Oh, minha querida, subsisto em meu inferno particular, pagando em dor até mesmo por simples pensamentos, e me vejo à margem dos horrores da loucura, do oblívio ou até mesmo da destruição – pois ainda somos capazes de nos ferir através de um exercício da vontade (muito menos dificultoso do que tentar escrever-lhe esta carta ou tocar sua lívida face em noites sem lua), que muitos acabam praticando como válvula de escape aos seus crescentes impulsos violentos, que são acentuados até a beira da irracionalidade neste local.

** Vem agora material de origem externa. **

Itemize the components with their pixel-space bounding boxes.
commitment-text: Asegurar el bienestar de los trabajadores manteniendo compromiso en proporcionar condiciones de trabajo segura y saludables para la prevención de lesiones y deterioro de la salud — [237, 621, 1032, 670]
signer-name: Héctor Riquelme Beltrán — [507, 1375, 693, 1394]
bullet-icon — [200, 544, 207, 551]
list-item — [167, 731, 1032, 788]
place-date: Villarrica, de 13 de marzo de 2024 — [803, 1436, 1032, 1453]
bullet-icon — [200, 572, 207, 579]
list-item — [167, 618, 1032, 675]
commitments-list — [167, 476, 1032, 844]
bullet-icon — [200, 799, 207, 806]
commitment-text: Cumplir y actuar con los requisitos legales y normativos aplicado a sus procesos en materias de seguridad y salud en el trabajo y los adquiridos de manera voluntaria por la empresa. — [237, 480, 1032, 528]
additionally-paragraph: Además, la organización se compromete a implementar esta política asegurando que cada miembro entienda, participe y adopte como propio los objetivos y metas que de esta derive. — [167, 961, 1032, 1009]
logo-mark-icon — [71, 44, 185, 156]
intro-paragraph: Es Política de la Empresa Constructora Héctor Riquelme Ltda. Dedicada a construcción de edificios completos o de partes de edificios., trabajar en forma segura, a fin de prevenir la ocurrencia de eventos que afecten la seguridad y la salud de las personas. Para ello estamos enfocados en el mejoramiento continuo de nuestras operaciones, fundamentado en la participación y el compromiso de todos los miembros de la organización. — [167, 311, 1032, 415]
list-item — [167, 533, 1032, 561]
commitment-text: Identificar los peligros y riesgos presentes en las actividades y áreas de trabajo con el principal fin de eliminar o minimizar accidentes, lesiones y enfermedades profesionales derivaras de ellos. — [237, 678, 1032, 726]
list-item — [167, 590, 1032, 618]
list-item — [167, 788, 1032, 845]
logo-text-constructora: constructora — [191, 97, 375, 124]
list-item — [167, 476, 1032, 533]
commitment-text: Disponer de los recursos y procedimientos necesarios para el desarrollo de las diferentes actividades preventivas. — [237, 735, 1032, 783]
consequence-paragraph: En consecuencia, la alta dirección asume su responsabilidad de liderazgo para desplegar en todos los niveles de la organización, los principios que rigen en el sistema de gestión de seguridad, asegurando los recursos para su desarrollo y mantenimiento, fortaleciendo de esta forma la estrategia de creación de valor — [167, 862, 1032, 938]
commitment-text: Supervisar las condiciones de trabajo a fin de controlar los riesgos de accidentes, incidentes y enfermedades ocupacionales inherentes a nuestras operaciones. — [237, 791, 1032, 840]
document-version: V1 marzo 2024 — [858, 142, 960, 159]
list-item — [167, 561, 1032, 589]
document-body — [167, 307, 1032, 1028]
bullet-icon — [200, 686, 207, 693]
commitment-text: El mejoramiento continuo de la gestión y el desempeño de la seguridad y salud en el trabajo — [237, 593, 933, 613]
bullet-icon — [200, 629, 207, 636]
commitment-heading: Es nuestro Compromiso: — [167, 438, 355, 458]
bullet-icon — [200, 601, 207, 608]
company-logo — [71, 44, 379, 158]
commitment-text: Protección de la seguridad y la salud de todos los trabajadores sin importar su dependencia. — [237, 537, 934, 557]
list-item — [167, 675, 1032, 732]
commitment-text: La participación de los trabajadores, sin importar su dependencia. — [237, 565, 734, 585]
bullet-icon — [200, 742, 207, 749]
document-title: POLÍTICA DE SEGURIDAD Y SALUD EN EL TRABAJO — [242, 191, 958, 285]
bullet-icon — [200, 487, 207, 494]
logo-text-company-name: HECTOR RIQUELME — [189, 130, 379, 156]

Mesmo conhecendo as conseqüências, daria tudo que resta de mim por um último de seus suaves beijos, podendo assim decair à pior das torturas com a certeza de que minha vigília além do túmulo não foi em vão, mesmo sabendo que tal certeza rapidamente se tornará apenas poeira no vento. Quero apenas um fim para tudo isso, e cada vez mais não importo com qual seja ele.

Bondosos senhores do destino, correspondam ao pouquíssimo que me resta de esperança e leve estas breves palavras à minha amada, junto ao meu alerta para que não carregue nenhum peso que ate sua alma ao mundo dos breves quando tiver de deitar-se ao eterno sono, pois nada me feriria tanto quanto vê-la neste mesmo abismo que eu.

Caso esta carta chegue de alguma forma ao seu destino, de fato alimentando os resquícios de minha invocada esperança, rogarei escrever-lhe outras, talvez portando menos aflição e mais afeição. Nunca minha fé em milagres foi tão grande, mesmo em meio a esse lugar negro e sem vida. Não perca também a sua.